John Phillips Ministries

Loneliness

m2t on Sep 02, 2018

Samuel Taylor Coleridge is famous for having written a picturesque poem about an ancient mariner who set sail for a distant shore. An albatross followed the ship, mile after endless mile. The mariner shot it. At once the helpful wind died away, and the sea became calm. The sailors put two and two together. The albatross had brought the wind. Their messmate had killed the albatross. The wind had died with the bird.

In time, the sailors began to die of thirst; and they died cursing the ancient mariner! At last he alone was left. There was nothing to do, nowhere to go, no one to talk to, He was alone with his remorse. As he said,

"Alone, alone all, all alone,
Alone on a wide wide sea!
And never a saint took pity on
My soul in agony!"

Loneliness is indeed a visitor to be dreaded; and often, once it comes, it stays. There is the loneliness of a young man, far from home and friends, wandering the shops and malls of a foreign city, surrounded by people but never a one to be his friend. There is the loneliness of a childless widow wandering the rooms of a home that has now become a house filled with lifeless furnishings and haunting memories.

The psalmist had tasted loneliness. He describes himself as being "like a pelican of the wilderness." A pelican belongs on seashore, not in the wild wastes of the wilderness. He was, "like an owl of the desert," he says. An owl belongs where there are forests and fields. He was, "like a sparrow alone upon the housetop." A sparrow belongs in the noisy, busy fellowship of its kind (Ps. 102:6-7). The psalmist flinched at the thought of loneliness.

Jesus knew what it was like to be lonely. It came upon Him, overwhelmingly at times. In a graphic statement, unfortunately spoiled by a chapter division, we read: "Every man went unto his own house." (Jn 7:53); "Jesus went unto the Mount of Olives" (Jn 8-1). Foxes had their holes, and the birds of the air had their nests; but Jesus had nowhere to lay His head.

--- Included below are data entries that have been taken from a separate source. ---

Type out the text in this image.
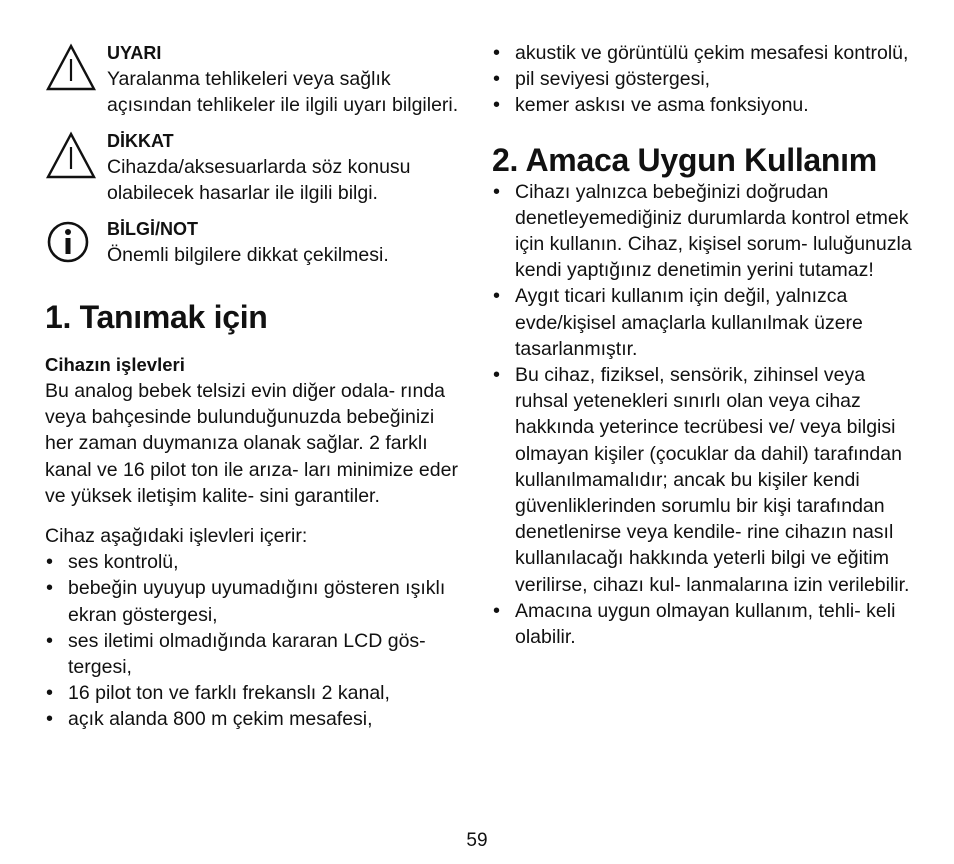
UYARI
Yaralanma tehlikeleri veya sağlık açısından tehlikeler ile ilgili uyarı bilgileri.
DİKKAT
Cihazda/aksesuarlarda söz konusu olabilecek hasarlar ile ilgili bilgi.
BİLGİ/NOT
Önemli bilgilere dikkat çekilmesi.
1. Tanımak için
Cihazın işlevleri

Bu analog bebek telsizi evin diğer odala- rında veya bahçesinde bulunduğunuzda bebeğinizi her zaman duymanıza olanak sağlar. 2 farklı kanal ve 16 pilot ton ile arıza- ları minimize eder ve yüksek iletişim kalite- sini garantiler.

Cihaz aşağıdaki işlevleri içerir:

• ses kontrolü,
• bebeğin uyuyup uyumadığını gösteren ışıklı ekran göstergesi,
• ses iletimi olmadığında kararan LCD gös- tergesi,
• 16 pilot ton ve farklı frekanslı 2 kanal,
• açık alanda 800 m çekim mesafesi,
• akustik ve görüntülü çekim mesafesi kontrolü,
• pil seviyesi göstergesi,
• kemer askısı ve asma fonksiyonu.
2. Amaca Uygun Kullanım
• Cihazı yalnızca bebeğinizi doğrudan denetleyemediğiniz durumlarda kontrol etmek için kullanın. Cihaz, kişisel sorum- luluğunuzla kendi yaptığınız denetimin yerini tutamaz!
• Aygıt ticari kullanım için değil, yalnızca evde/kişisel amaçlarla kullanılmak üzere tasarlanmıştır.
• Bu cihaz, fiziksel, sensörik, zihinsel veya ruhsal yetenekleri sınırlı olan veya cihaz hakkında yeterince tecrübesi ve/ veya bilgisi olmayan kişiler (çocuklar da dahil) tarafından kullanılmamalıdır; ancak bu kişiler kendi güvenliklerinden sorumlu bir kişi tarafından denetlenirse veya kendile- rine cihazın nasıl kullanılacağı hakkında yeterli bilgi ve eğitim verilirse, cihazı kul- lanmalarına izin verilebilir.
• Amacına uygun olmayan kullanım, tehli- keli olabilir.
59
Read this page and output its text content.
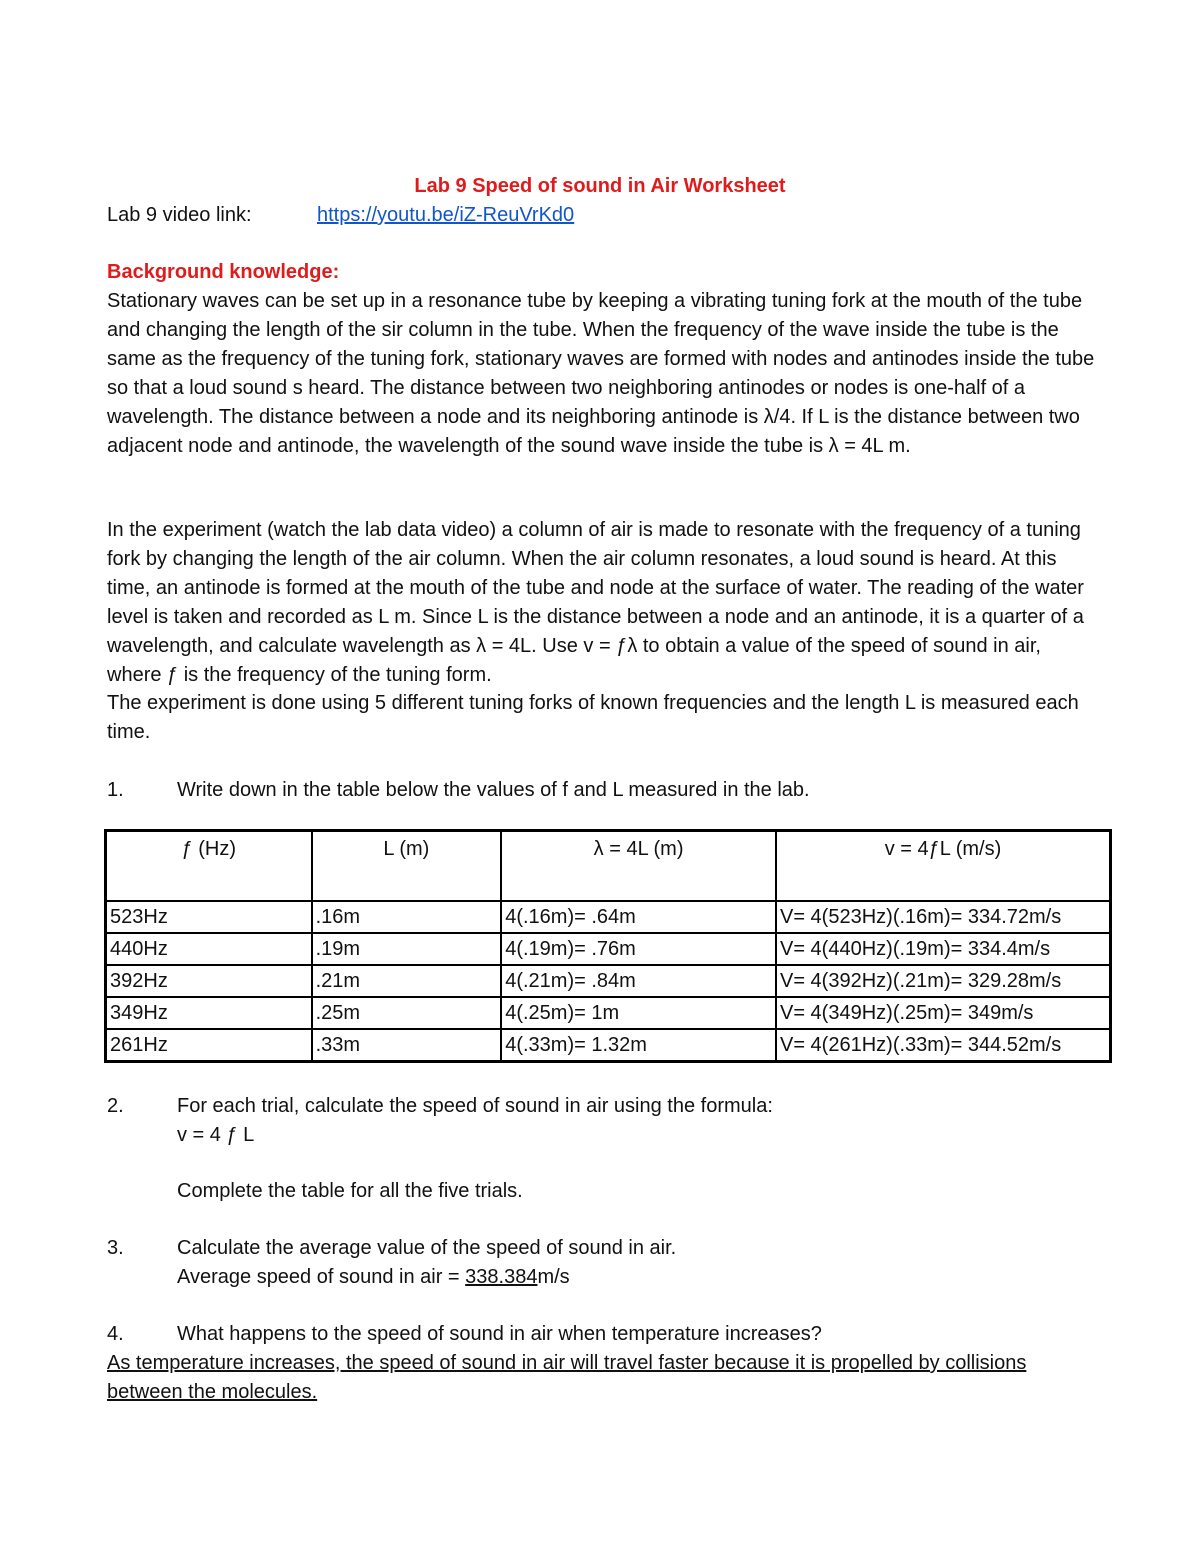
Lab 9 Speed of sound in Air Worksheet
Lab 9 video link:	https://youtu.be/iZ-ReuVrKd0
Background knowledge:
Stationary waves can be set up in a resonance tube by keeping a vibrating tuning fork at the mouth of the tube and changing the length of the sir column in the tube. When the frequency of the wave inside the tube is the same as the frequency of the tuning fork, stationary waves are formed with nodes and antinodes inside the tube so that a loud sound s heard. The distance between two neighboring antinodes or nodes is one-half of a wavelength. The distance between a node and its neighboring antinode is λ/4. If L is the distance between two adjacent node and antinode, the wavelength of the sound wave inside the tube is λ = 4L m.
In the experiment (watch the lab data video) a column of air is made to resonate with the frequency of a tuning fork by changing the length of the air column. When the air column resonates, a loud sound is heard. At this time, an antinode is formed at the mouth of the tube and node at the surface of water. The reading of the water level is taken and recorded as L m. Since L is the distance between a node and an antinode, it is a quarter of a wavelength, and calculate wavelength as λ = 4L. Use v = ƒλ to obtain a value of the speed of sound in air, where ƒ is the frequency of the tuning form.
The experiment is done using 5 different tuning forks of known frequencies and the length L is measured each time.
1.	Write down in the table below the values of f and L measured in the lab.
ƒ (Hz)	L (m)	λ = 4L (m)	v = 4ƒL (m/s)
523Hz	.16m	4(.16m)= .64m	V= 4(523Hz)(.16m)= 334.72m/s
440Hz	.19m	4(.19m)= .76m	V= 4(440Hz)(.19m)= 334.4m/s
392Hz	.21m	4(.21m)= .84m	V= 4(392Hz)(.21m)= 329.28m/s
349Hz	.25m	4(.25m)= 1m	V= 4(349Hz)(.25m)= 349m/s
261Hz	.33m	4(.33m)= 1.32m	V= 4(261Hz)(.33m)= 344.52m/s
2.	For each trial, calculate the speed of sound in air using the formula:
v = 4 ƒ L
Complete the table for all the five trials.
3.	Calculate the average value of the speed of sound in air.
Average speed of sound in air = 338.384m/s
4.	What happens to the speed of sound in air when temperature increases?
As temperature increases, the speed of sound in air will travel faster because it is propelled by collisions between the molecules.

And who among us has ever fathomed the depths of His dreadful cry on the cross: "My God, My God, why hast Thou forsaken me?" (Mt. 27:46). That was at the end of his ministry. It had its echo in the dark days of His temptation at the beginning of His ministry. (Mt. 8:20).

Mark tells us that Jesus "was there in the wilderness forty days, tempted by Satan; and was with the wild beasts (Mark 1:13). Perhaps Satan sent them, as the Romans sent starving beasts into the arena to devour Christians. If the devil imagined Jesus would be attacked by those wild beasts, he was very much mistaken. They would be tame as lambs to Him, and companions to Him in his loneliness. Yet, in time, they, too, drifted away.

After forty days without food, Jesus, as a mere man, now depleted of all physical strength, faced Satan with his malicious temptations. But he faced the Evil One, empowered by the Holy Spirit, for He never left him alone. Jesus had full confidence in God's promises: Promises such as, "He giveth power to the faint, and to those who have no might He increaseth strength" (Isaiah 30: 29). Our Lord Jesus triumphed gloriously over his temptations in the wilderness; and in doing so he left us with a mighty lesson to follow. The child of God must learn to trust the God he cannot see. That's what we call faith.

There can be no faith, no trust in God without trial, without testing. But when the child of God faces the trials of life, he is not alone. He is to remember our Lord's promises; "I will never leave thee nor forsake thee" (Heb 13:5). "Lo I am with you always, even unto the end of the world." (Mt 28:20).

The child of God needs never to feel lonely, for he is never alone!